A Cache of Jewels by Ruth Heller
Ruth Heller deals with collective nouns such as flock, army, herd and, of course, cache. Some of them are so common, we've forgotten they are collective nouns and others are rare and intriguing. It's the illustrations that lift the book beyond nice to superb.
My Great-Aunt Arizona by Gloria Houston
Arizona was born and bred in the back hollows of the Blue Ridge Mountains and she never leaves it except for the brief time when she goes away to learn to be a teacher. She's a reader and she's visited many far away places in her reading. She often tells children that someday they may go where she has never been.

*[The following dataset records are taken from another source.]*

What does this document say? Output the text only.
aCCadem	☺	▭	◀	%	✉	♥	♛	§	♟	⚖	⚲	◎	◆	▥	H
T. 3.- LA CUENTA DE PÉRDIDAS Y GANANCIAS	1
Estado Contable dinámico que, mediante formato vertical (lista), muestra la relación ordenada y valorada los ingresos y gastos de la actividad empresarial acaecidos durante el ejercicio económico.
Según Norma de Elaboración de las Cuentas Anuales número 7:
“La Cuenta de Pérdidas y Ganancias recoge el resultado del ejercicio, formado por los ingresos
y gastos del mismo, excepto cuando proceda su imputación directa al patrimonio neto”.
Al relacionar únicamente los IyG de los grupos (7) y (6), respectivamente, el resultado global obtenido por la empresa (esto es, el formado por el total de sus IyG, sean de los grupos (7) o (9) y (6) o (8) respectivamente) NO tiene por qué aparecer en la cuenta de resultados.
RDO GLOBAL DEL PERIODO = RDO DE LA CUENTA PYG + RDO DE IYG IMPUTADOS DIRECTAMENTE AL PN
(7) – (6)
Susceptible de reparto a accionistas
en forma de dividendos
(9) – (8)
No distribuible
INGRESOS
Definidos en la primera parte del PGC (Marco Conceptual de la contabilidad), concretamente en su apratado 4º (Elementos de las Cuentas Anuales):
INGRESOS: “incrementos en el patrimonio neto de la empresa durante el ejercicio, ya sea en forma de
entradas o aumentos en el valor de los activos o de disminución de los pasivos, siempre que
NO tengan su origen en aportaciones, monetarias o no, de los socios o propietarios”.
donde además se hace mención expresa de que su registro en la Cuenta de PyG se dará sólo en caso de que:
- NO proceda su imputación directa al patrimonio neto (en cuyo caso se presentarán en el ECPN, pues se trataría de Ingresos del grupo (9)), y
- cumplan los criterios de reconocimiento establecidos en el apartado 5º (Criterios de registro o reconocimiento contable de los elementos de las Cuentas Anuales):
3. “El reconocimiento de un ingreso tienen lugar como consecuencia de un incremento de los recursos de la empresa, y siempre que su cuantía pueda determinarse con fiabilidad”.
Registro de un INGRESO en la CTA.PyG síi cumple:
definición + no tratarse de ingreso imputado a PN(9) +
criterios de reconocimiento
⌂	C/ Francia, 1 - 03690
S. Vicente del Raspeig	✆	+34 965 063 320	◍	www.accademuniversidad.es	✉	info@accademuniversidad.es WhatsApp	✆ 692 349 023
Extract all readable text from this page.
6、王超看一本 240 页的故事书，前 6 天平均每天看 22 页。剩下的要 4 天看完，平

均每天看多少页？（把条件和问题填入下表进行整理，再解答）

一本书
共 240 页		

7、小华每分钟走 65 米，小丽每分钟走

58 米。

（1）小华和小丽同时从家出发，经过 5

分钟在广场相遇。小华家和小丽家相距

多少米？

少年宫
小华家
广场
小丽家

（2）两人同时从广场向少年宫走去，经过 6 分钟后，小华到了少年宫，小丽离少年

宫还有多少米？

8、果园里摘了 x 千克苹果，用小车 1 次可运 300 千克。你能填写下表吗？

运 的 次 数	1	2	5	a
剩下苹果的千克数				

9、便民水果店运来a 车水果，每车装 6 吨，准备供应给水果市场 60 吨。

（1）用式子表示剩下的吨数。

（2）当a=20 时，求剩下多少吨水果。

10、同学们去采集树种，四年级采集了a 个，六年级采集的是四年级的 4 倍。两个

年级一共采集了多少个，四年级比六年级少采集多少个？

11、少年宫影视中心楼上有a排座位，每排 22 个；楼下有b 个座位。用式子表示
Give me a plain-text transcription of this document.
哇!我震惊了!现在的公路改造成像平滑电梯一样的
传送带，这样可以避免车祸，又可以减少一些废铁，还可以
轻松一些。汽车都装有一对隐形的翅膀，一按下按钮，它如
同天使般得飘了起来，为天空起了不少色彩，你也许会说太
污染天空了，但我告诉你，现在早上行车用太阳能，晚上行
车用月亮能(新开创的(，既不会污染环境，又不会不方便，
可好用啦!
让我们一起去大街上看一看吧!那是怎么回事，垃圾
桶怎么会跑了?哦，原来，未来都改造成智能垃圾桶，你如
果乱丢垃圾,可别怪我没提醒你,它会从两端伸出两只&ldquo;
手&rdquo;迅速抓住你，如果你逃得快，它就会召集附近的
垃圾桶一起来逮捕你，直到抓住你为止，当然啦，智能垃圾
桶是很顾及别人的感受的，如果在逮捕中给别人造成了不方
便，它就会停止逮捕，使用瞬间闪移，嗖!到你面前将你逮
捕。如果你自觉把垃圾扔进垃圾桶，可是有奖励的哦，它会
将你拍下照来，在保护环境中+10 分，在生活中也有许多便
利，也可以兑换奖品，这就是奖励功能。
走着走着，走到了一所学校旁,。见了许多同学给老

Rocks in His Head by Carol Otis Hurst
He collected rocks and minerals from the time he was a small boy, not caring that others thought it was a waste of time. When the Great Depression brought an end to his gas station business, it was those rocks that presented him with a new and far more fulfilling career.
Emma by Wendy Kesselman
Emma’s children and grandchildren have gathered to help her celebrate her seventy-second birthday. They've even chosen a thoughtful gift, a picture of the village where Emma grew up. Emma is pleased with the gift, but that just isn't the way she remembers her village. So she buys art materials and paints her village her way.
Beats Me, Claude by Nixon, Joan Lowry
Shirley and Claude have settled in East Texas where Claude is happy but Shirley is lonely. When Tom, an orphan, turns up at the door, Shirley wants to keep him and it takes all her wiles, a bank robber, a pseudo-preacher, army deserters, and several apple pies to bring Claude around to her way of thinking.
The Keeping Quilt by Polacco, Patricia
A Russian immigrant mother and family arrive in the United States. She plans to make a quilt from a basket of old clothes, telling her daughter, "It will be like having the family back home in Russia dance around us at night".
Elizabeth and Larry by Marilyn Sadler
Elizabeth is sixty-two and Larry, "pushing forty." They share so many common interests that it seems their friendship will last forever. The only thing they don't share is a species: Elizabeth is a human and Larry, an alligator.